Benliğin en çirkin tezâhürü kibirdir. Allah Teâlâ; kibirlenenleri, böbürlenenleri ve kendini övenleri sevmez. Hâlis kullarını; «yeryüzünde tevâzu ile yürüyenler» olarak tarif buyurur.

Fahr-i Kâinât Efendimiz -sallâllâhu aleyhi ve sellem-, hiçbir zaman övünmezlerdi. Ancak kendine ait sıfatları dile getirme zarûreti olunca; Allâh’ın kendi üzerindeki nimetlerini sayar ve;

“لَا فَخْرَ / Lâ fahre: Övünmek yok!” diyerek büyük bir tevâzua bürünürlerdi. (Tirmizî, Menâkıb, 1; İbn-i Mâce, Zühd, 37; Ahmed, I, 5, 281)

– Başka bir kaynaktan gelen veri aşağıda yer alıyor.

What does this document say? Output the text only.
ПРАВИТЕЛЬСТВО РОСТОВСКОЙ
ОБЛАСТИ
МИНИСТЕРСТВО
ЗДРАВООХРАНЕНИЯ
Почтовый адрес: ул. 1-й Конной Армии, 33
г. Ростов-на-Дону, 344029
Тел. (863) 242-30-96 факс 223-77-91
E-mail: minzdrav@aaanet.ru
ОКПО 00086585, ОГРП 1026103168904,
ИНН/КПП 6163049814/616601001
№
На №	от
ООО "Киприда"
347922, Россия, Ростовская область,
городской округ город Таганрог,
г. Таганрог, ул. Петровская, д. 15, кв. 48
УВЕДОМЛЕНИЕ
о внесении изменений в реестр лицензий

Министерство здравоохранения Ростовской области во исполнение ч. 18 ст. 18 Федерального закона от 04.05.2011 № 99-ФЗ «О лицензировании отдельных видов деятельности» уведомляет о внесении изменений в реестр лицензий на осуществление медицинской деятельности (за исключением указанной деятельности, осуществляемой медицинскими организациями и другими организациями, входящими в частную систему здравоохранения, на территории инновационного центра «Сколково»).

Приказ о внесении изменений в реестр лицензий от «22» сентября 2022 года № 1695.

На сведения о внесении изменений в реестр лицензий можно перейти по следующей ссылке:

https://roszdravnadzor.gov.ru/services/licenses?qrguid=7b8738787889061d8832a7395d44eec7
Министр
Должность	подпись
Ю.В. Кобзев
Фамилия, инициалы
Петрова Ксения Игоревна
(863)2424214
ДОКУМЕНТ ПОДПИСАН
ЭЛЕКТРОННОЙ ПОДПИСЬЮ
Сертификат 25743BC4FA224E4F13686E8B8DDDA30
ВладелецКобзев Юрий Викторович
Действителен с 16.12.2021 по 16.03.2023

Hazret-i Mevlânâ şöyle der:

“Nefis çok övülmek yüzünden firavunlaştı. Sen, alçak gönüllü ol; mütevâzı ol; ululuk taslama! Elinden geldikçe kul ol; sultan olma.”

Nefisteki enâniyeti bertaraf etmek için;

Kadı Mahmud; Bursa kadılığını bıraktı, çarşılarda ciğer sattı, dergâhta temizlik yaptı. Nefsini ayakları altına aldı.

İlimdeki mevkii sebebiyle; «Güneşler Güneşi» diye şöhrete sahip olan Hâlid-i Bağdâdî, bir senelik yolu gidip, Abdullah Dehlevî Hazretleri’nin dergâhında helâ temizledi.

Yûnus Emre, başını eşiğe koydu. Kırk yıl dergâha eğriliği olmayan odunlar taşıdı.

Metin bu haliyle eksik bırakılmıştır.